We agree with plaintiffs understanding of our statement in Wright, and we adhere to the statement.1 Unlike *5substituted service of the kinds discussed in Wright and the cases it cites, and unlike service on registered agents, service by mail is not necessarily — and in this case was not in fact— capable of being consummated within the state. As plaintiff points out, Pyramid reads the phrase “within the state” out of the statute, and its argument would effectively make ORS 12.150 inoperable in the case of any defendant who could be served anywhere and by any means. Because that would include all defendants over whom the Oregon courts could obtain personal jurisdiction, ORS 12.150 would not apply to any defendant, under Pyramid’s theory, and the statute would be rendered a nullity.
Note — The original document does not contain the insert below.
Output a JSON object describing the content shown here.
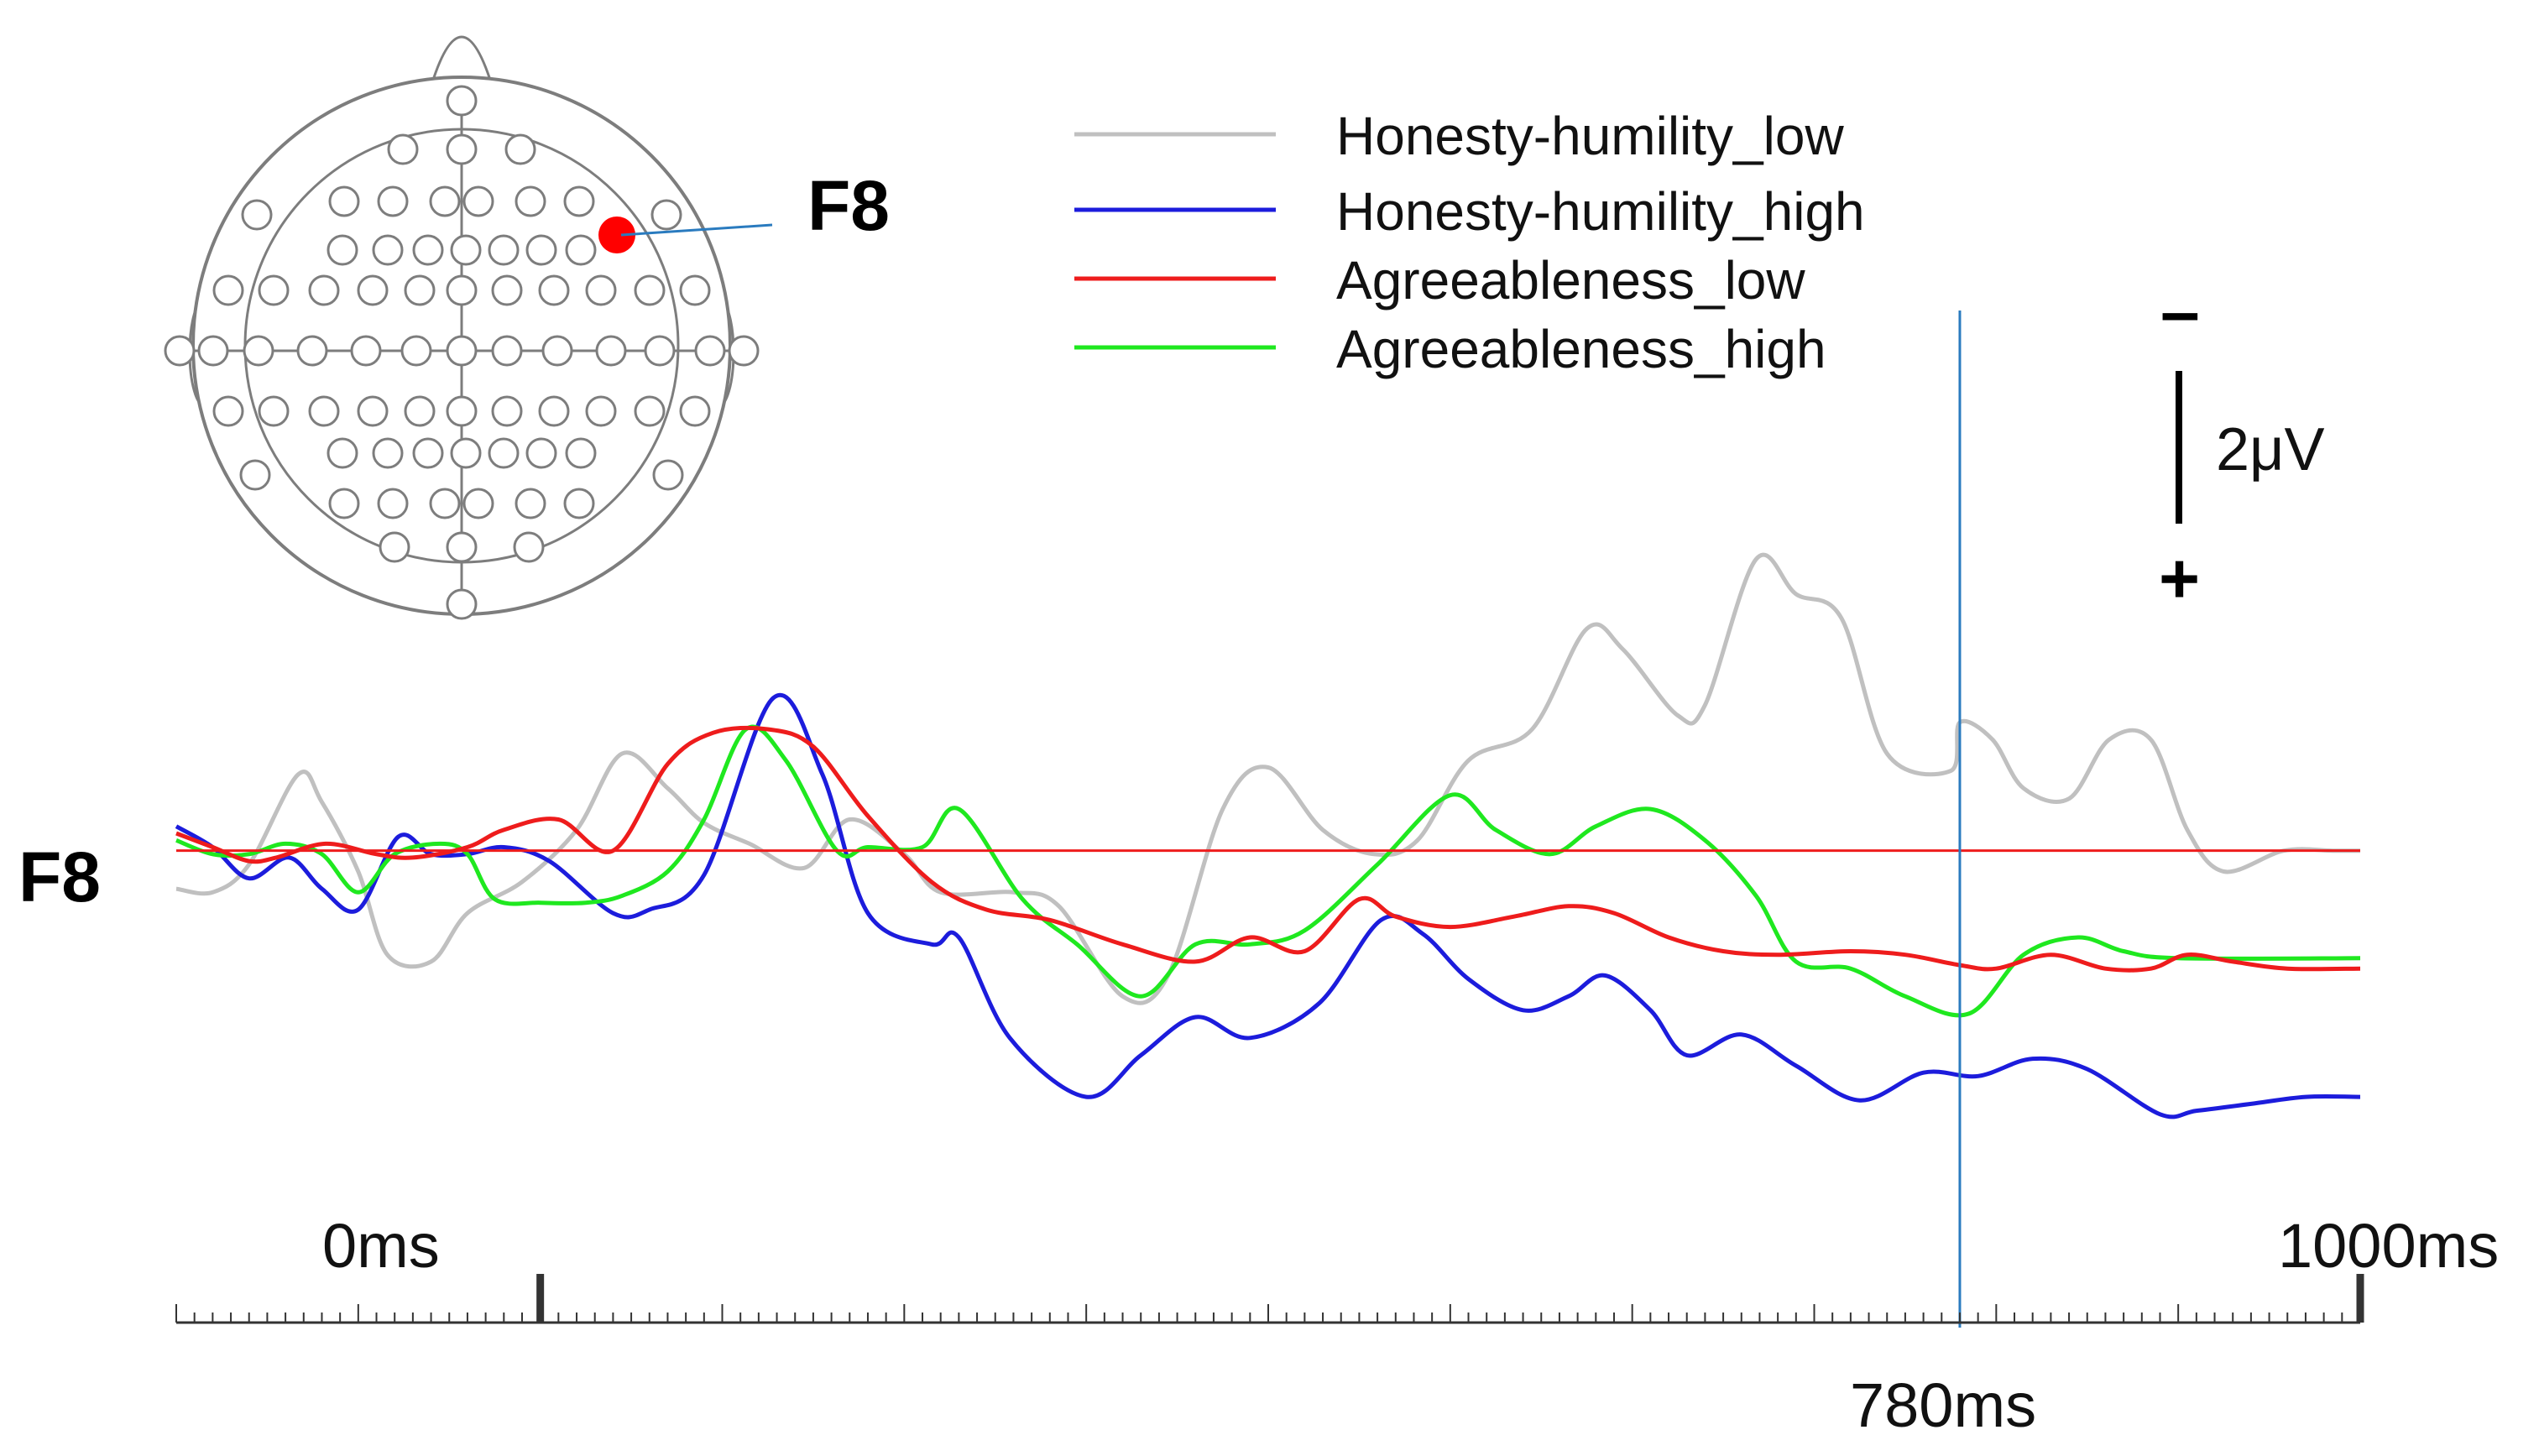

The underlying problem with Pyramid’s argument is that it appears to understand ORS 12.150 as being chiefly concerned with service, and as providing the tolling remedy only in instances where effective service cannot be achieved. However, the argument is contrary to the language of ORS 12.150, which makes the possibility of service within the state, not service in general, the pertinent inquiry. Moreover, Pyramid’s argument turns the statute on its head: The objective of the statute is not to assure that service can be effected, but to assure that a plaintiffs ability to bring a timely action is not defeated or frustrated by the inaccessibility of the defendant. Given that purpose of the statute, it was well within the legislature’s province to treat some methods and means of service as more compatible than others with a plaintiffs ability to commence an action within the applicable limitation period and without the benefit of the suspension of the period for which ORS 12.150 provides.2 That, of course, is what the legislature did. By its terms, ORS 12.150 makes only service that can be made “within the state” the relevant contingency, and Pyramid was not and could not be served within the state.
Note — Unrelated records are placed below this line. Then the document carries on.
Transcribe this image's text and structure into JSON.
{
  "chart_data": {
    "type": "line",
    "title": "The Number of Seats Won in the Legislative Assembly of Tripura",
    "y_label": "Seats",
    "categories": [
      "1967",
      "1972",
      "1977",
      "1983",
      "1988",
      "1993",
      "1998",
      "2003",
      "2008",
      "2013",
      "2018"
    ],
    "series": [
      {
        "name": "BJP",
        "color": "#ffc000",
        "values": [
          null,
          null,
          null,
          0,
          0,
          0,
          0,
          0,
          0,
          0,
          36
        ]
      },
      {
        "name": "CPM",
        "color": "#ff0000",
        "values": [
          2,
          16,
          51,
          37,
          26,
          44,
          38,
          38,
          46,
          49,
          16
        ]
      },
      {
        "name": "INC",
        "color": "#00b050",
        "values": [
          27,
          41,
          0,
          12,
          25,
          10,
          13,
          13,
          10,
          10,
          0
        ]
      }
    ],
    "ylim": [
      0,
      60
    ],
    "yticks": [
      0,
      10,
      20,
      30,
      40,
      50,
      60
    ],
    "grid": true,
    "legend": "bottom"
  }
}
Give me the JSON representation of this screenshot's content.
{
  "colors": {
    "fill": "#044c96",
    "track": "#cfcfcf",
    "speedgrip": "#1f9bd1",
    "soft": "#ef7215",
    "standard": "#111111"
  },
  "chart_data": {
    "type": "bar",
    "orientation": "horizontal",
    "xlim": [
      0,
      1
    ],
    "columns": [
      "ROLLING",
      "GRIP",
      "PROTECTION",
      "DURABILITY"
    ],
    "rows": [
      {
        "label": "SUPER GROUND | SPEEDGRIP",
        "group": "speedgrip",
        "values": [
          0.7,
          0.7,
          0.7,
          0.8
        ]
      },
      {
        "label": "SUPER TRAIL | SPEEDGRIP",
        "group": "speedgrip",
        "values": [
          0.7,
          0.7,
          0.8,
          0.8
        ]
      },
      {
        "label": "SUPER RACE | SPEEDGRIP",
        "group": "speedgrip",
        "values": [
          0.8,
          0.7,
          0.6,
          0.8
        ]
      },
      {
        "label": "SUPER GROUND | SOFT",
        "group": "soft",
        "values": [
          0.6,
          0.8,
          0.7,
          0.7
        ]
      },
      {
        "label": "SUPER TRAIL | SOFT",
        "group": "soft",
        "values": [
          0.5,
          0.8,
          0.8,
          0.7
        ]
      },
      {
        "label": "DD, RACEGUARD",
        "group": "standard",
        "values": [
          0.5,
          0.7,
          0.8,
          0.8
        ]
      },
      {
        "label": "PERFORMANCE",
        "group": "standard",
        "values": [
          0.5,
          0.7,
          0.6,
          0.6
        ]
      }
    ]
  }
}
At oral argument, Pyramid also argued that ORS 12.150 is inconsistent with later-enacted legislation and *6should not be given effect insofar as it differs from the later provisions. It appears that, in the main, the recently enacted provisions on which Pyramid relies are those pertaining to service in ORCP 7. However, it follows from what we have said above that there is no inconsistency between ORS 12.150 and anything in ORCP 7. Insofar as there is overlap in the operation of the two provisions, they are entirely harmonious. ORS 12.150 does not regulate service, but simply differentiates for purposes of its own tolling operation between the types of service methods that a plaintiff does or can pursue pursuant to ORCP 7. We find no merit in Pyramid’s arguments that ORS 12.150 is inconsistent with or has been modified or displaced by later legislation.3
We conclude that ORS 12.150 tolled the running of the statute of limitations until after plaintiff commenced his action against Pyramid. Accordingly, we hold that the trial court erred by granting the summary judgment and by holding that the action is time-barred.
Reversed and remanded.

 The word “constructively,” as we used it in the footnote, is not correct. It is also irrelevant to the substance of what the footnote says.

 Even before the provision relating to service was added to ORS 12.150 by Oregon Laws 1973, chapter 206, section 1, the Supreme Court had construed predecessor versions of the statute as not applying to foreign corporations that had registered agents in the state who were amenable to direct personal service. Hamilton v. North Pac. S. S. Co., 84 Or 71, 77-78, 164 P 579 (1917); Burns v. White Swan Mining Co., 35 Or 305, 308-09, 57 P 637 (1899).

 In Wright, we also rejected arguments to the effect that ORS 12.150, or related statutes and cases, had been superseded and displaced by later legislative enactments.